Phishing attempts are currently widespread, with particular attention to so-called secure account scams, which first emerged in Finland during the spring. Nordea reminds everyone that banks or authorities will never ask for confidential information through email, text messages, or phone calls.
According to Sara Helin, an expert from Nordea's fraud unit, a new form of fraud has been on the rise, especially during the summer.
"Secure account scams have been troubling Finns since spring. Spring and summer are typically times when criminals come up with new fraudulent methods," Helin explains.
Secure account scams are commonly carried out in two stages. First, the victim receives a text message luring them to a phishing page that asks for their online banking credentials. Afterward, the fraudster typically poses as a bank representative, calling the victim and instructing them to transfer funds to a supposed "secure account."
"In such cases, the account provided by the caller is, of course, under the control of the fraudsters. The victim may also be asked to download a remote control program, through which the criminals gain access to the victim's mobile device," Helin describes.
The number of fraudulent calls in Finnish has been significantly high during spring and summer, with numerous reports coming into the bank. Moreover, the number of cases related to phishing calls handled by Nordea has multiplied after the first quarter.

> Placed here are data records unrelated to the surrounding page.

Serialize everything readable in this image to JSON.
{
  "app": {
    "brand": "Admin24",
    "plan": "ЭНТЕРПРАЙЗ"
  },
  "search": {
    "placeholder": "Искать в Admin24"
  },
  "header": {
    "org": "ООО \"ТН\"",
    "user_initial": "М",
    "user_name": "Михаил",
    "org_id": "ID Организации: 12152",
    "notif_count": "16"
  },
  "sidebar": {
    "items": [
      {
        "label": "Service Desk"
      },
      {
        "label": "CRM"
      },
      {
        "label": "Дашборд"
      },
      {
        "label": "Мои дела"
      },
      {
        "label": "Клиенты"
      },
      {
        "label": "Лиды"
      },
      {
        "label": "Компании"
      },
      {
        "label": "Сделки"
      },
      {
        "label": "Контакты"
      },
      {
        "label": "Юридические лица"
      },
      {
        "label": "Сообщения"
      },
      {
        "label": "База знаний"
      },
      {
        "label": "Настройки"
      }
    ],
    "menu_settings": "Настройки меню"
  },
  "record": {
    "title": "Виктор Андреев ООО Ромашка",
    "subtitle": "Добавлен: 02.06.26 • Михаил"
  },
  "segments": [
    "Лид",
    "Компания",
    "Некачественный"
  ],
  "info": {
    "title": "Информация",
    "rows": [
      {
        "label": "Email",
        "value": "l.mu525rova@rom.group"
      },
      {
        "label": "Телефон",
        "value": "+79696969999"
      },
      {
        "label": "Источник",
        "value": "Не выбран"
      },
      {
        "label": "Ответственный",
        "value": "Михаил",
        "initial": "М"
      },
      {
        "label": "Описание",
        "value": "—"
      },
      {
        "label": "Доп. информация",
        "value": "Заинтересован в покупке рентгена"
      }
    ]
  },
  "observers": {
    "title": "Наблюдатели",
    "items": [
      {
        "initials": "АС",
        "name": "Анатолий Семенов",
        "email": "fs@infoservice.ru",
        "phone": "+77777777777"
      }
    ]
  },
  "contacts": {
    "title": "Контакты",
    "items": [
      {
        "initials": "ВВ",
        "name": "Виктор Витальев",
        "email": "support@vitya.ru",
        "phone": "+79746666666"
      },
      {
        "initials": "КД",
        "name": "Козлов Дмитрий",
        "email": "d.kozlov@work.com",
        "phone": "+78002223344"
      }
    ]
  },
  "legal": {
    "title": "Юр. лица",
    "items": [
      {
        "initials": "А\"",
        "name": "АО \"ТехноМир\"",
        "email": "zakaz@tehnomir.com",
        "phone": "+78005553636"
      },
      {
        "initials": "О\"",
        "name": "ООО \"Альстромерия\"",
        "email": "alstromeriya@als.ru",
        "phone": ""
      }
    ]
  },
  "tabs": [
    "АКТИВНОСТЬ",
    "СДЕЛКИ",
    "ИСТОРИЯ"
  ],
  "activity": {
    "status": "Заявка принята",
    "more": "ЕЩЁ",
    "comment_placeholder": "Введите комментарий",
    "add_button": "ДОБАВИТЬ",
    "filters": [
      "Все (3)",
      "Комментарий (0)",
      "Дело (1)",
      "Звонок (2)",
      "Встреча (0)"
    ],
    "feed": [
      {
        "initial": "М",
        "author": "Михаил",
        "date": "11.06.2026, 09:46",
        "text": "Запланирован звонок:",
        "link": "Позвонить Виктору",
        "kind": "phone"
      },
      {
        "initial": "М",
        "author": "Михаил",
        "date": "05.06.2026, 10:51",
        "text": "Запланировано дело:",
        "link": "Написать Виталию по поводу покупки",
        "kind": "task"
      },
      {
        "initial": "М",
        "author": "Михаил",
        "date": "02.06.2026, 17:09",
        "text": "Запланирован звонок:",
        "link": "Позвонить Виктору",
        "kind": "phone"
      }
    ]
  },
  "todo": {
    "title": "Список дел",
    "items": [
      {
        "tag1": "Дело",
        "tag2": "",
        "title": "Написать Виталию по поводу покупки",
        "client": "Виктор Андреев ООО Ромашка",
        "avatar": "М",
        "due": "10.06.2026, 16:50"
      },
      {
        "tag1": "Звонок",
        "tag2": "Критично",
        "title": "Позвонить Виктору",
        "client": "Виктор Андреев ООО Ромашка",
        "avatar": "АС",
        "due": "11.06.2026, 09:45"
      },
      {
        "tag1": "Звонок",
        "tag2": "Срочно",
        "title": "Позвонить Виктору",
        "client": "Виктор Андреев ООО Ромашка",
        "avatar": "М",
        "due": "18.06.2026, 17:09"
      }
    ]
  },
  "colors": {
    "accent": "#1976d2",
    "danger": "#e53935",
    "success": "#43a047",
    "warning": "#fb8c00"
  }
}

Phishing Attempts in the Name of Multiple Actors
Phishing aims to obtain personal information from victims, such as banking credentials, card details, or PIN codes. Scammers do not limit themselves to posing as banks; they may also impersonate other entities.
"We constantly see attempted fraud through text messages and emails, with scammers pretending to be authorities like the tax office, Posti, banks, telecom operators, Suomi.fi online service, and payment service providers like MobilePay," Helin warns.
Apart from traditional phishing methods, social media and messaging apps are flooded with deceptive contacts. Parents may be approached with requests for help supposedly coming from their children, and acquaintances may report lottery winnings via Facebook Messenger. The Finnish Cyber Security Center and the Police have recently issued numerous warnings about these phenomena.
Never Disclose Bank Credentials to Outsiders
According to the financial sector, Finns lost a total of 32 million euros to cybercriminals in 2022. This figure includes only the fraud cases reported to banks. Most significant losses occurred through phishing.
Banks or authorities will never ask for banking credentials, card details, or PIN codes through email, text messages, or phone calls. Never share your online banking username with anyone via any messaging app, even if the requester claims to be a family member.
"Even though we may be more relaxed during vacations, we must remain vigilant regarding unexpected contacts to avoid harm. If a phone call seems suspicious, you can always hang up. If you doubt an unexpected payment request received via message, verify it with the recipient or the person who gave the instructions, for example, through a phone call. You can always confirm the authenticity of a contact from an authority through official channels," Helin advises.
It is crucial to warn others about phishing attempts that have targeted oneself and prevent someone else from falling victim to such scams. Report any fraudulent attempts to your loved ones and inform the Finnish Cyber Security Center as well as the company whose name the phishing attempt was carried out under.